The dispute arose from a June 2020 case filed by SITO against Hulu for patent infringement. In particular, SITO accused the “Hulu Streaming Platform” of infringement based on its delivery of streaming video content in combination with other features, like revenue sharing with content providers, selections of advertisements by a “media selector,” and advertising based on physical location or statistical information.
On Oct. 2, 2020, four months after SITO filed its complaint, Hulu requested transfer to the Central District of California for convenience. Its motion explained that it delivers its streaming content via “third party content delivery networks” and that potential witnesses from those networks are located in the Central District of California.
On Apr. 28, 2021, the district court denied Hulu’s motion to transfer based on its analysis of the Fifth Circuit’s public and private interest factors.

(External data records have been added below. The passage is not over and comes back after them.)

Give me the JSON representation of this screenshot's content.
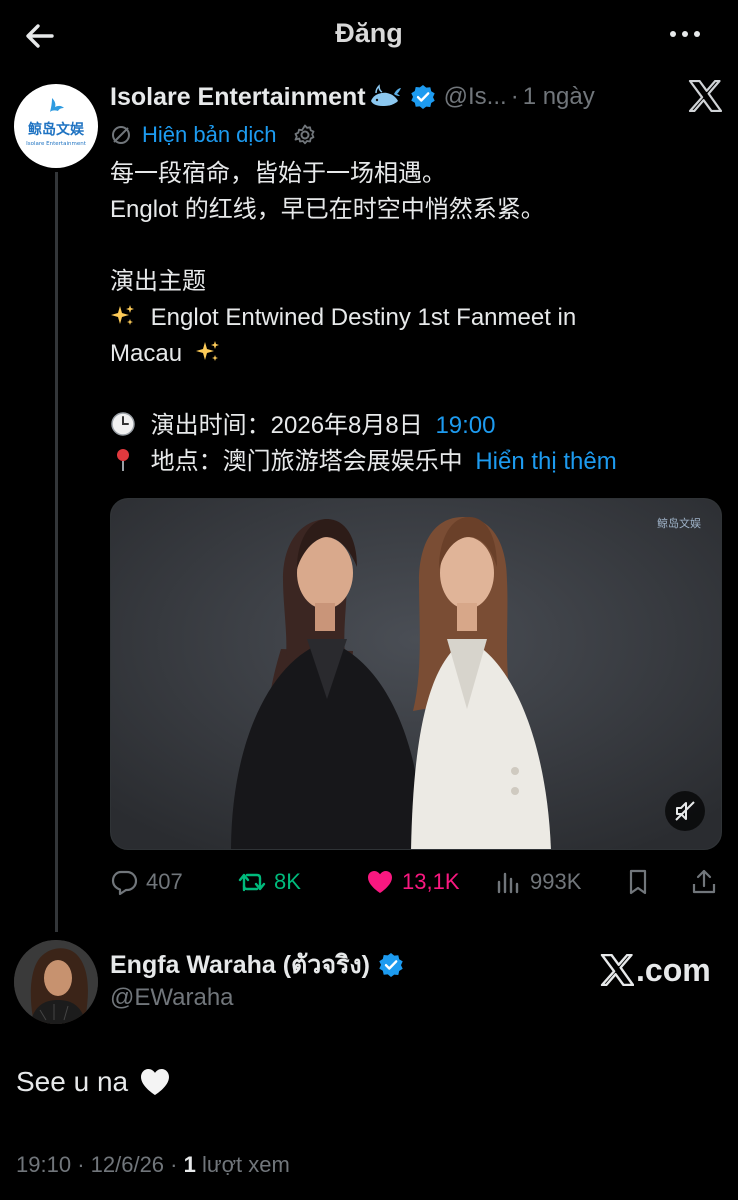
{
  "topbar": {
    "title": "Đăng"
  },
  "post": {
    "author_name": "Isolare Entertainment",
    "author_handle": "@Is...",
    "separator": "·",
    "time": "1 ngày",
    "translate_label": "Hiện bản dịch",
    "avatar_text_cn": "鲸岛文娱",
    "avatar_text_en": "Isolare Entertainment",
    "lines": {
      "l1": "每一段宿命，皆始于一场相遇。",
      "l2": "Englot 的红线，早已在时空中悄然系紧。",
      "l3": "演出主题",
      "l4": "Englot Entwined Destiny 1st Fanmeet in",
      "l5": "Macau",
      "l6_prefix": "演出时间：2026年8月8日",
      "l6_link": "19:00",
      "l7_prefix": "地点：澳门旅游塔会展娱乐中",
      "l7_link": "Hiển thị thêm"
    },
    "media_watermark": "鲸岛文娱",
    "stats": {
      "replies": "407",
      "reposts": "8K",
      "likes": "13,1K",
      "views": "993K"
    }
  },
  "reply": {
    "author_name": "Engfa Waraha (ตัวจริง)",
    "author_handle": "@EWaraha",
    "text": "See u na",
    "brand": ".com"
  },
  "footer": {
    "time": "19:10",
    "sep1": "·",
    "date": "12/6/26",
    "sep2": "·",
    "view_count": "1",
    "view_label": "lượt xem"
  },
  "colors": {
    "accent": "#1d9bf0",
    "repost": "#00ba7c",
    "like": "#f91880",
    "muted": "#71767b",
    "background": "#000000"
  },
  "icons": [
    "back-arrow-icon",
    "more-icon",
    "x-logo-icon",
    "verified-badge-icon",
    "translate-icon",
    "gear-icon",
    "sparkles-icon",
    "clock-icon",
    "pin-icon",
    "mute-icon",
    "reply-icon",
    "repost-icon",
    "heart-icon",
    "views-icon",
    "bookmark-icon",
    "share-icon",
    "white-heart-icon"
  ]
}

In this week’s decision, the Federal Circuit noted that it has jurisdiction under the All Writs Act, pursuant to which federal courts “‘may issue all writs necessary or appropriate in aid of their respective jurisdictions and agreeable to the usages and principles of law.’”
The appellate panel diverged from the lower court in finding that transfer should have been granted as the movant clearly demonstrated that it was for the convenience of the parties and witnesses, and in the interest of justice. The district court reportedly erred as to three factors: “(1) the availability of compulsory process to secure the attendance of witnesses; (2) the cost of attendance for willing witnesses; and (3) the administrative difficulties flowing from court congestion.”

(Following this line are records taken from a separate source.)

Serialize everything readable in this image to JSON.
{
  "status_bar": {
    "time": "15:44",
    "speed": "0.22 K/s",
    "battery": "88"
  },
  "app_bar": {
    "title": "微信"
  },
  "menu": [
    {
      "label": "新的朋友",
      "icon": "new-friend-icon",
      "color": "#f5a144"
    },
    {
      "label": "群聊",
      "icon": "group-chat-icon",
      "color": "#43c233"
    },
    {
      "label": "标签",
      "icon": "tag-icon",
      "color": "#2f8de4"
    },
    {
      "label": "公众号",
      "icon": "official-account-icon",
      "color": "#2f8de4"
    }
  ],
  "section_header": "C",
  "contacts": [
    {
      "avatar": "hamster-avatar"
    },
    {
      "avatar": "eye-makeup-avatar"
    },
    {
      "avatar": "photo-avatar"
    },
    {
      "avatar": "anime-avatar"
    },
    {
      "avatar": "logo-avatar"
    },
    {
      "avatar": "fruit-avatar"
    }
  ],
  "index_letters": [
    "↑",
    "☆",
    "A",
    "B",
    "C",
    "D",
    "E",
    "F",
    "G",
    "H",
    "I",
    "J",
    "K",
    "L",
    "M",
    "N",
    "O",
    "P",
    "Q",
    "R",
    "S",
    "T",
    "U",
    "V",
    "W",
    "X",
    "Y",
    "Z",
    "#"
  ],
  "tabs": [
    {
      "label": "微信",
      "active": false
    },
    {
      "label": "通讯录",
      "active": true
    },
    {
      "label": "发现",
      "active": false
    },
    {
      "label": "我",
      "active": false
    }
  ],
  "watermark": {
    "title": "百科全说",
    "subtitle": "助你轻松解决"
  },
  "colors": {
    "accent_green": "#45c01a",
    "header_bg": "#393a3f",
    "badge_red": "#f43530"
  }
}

As to compulsory process, and among other deficiencies, the lower court reportedly overlooked evidence showing that third-party witnesses are “overwhelmingly located within the subpoena power of only the transferee venue.” In addition, the court underweighted the significance of the fact that a substantial number of witnesses reside in the Central District of California, whereas none do in the Western District of Texas.
Finally, as to court congestion, the lower court reportedly put too much emphasis on the scheduled trial date. Case law dictates that “‘a court’s general ability to set a fast-paced schedule is not particularly relevant to the court congestion factor,” the opinion explained.
Notably, the federal circuit recently opined on the same transfer provision in another patent infringement case brought in the Western District of Texas. Its June 30 opinion granted the mandamus petition brought by Samsung after similarly finding the lower court’s transfer analysis flawed.